Saudi Deputy Oil Minister Prince Abdulaziz bin Salman and Nigerian Oil Minister Emmanuel Ibe Kachiwkuto met in Riyadh to discuss the oil market with both parties agreeing that consultations and cooperation between all oil producers are the best way to keep global prices stable.
Both countries are OPEC members but want non-OPEC members to play a role to end the fall of oil prices, as the market is oversupplied with between 1million and 2million bpd.
Not much details were disclosed about the Saudi-Nigerian meeting but Riyadh seems to strongly maintain its position that the market will stabilize.
Saudi oil minister Ali al-Naimi told a conference in Houston, Texas, that “the producers of these high-cost barrels must find a way to lower their costs, borrow cash or liquidate.” While admitting that his statement “sounds harsh”, he argued that it is “unfortunately… the more efficient way to rebalance markets.”
If oil producers agree to reduce global supply, prices will hike but Riyadh believes that such a decision will subsidize high cost producers like US shale oil drillers.

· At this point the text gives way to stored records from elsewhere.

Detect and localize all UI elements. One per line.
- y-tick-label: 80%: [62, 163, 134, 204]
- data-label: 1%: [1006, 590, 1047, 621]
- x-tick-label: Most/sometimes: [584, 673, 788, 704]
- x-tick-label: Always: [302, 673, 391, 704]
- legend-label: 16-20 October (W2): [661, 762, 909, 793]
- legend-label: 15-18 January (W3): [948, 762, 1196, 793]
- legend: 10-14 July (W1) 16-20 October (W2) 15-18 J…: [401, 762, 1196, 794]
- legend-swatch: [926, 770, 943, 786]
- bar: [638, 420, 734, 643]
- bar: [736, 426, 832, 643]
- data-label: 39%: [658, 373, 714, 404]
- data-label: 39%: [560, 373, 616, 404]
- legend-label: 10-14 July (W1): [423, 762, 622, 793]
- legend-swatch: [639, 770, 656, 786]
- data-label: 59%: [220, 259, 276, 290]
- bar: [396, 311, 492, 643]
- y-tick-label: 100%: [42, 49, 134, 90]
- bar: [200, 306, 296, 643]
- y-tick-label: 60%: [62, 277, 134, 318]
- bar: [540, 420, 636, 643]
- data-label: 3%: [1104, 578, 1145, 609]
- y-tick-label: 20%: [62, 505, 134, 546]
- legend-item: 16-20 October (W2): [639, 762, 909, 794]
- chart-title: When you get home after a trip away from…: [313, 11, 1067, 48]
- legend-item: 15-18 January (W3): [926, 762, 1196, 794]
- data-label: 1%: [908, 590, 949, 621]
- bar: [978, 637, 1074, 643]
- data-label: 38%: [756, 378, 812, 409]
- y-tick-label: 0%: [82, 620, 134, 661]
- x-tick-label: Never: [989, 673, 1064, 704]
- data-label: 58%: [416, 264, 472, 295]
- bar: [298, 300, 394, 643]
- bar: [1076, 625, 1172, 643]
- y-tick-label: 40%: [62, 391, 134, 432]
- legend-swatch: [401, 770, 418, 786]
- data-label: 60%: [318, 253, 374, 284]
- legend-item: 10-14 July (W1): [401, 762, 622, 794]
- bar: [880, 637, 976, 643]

Countries are also reluctant to cut production without a consensus of all oil producers due to fears that they will lose their market share. Last week’s oil freeze accord reached by Qatar, Russia, Venezuela and Saudi Arabia was termed politically unworkable by some sides while Iran says it is a “laughable proposal.”
“We have not declared war on shale or on production from any given country or company,” Naimi said, but production cuts will delay “an inevitable reckoning” and “not many countries are going to deliver” in a coordinated production cut.
The deal to fix production at January levels is the “beginning of a process” that could require “other steps to stabilize and improve the market,” the Saudi Oil Minister had said in Doha last week after talks with Russian Energy Minster Alexander Novak.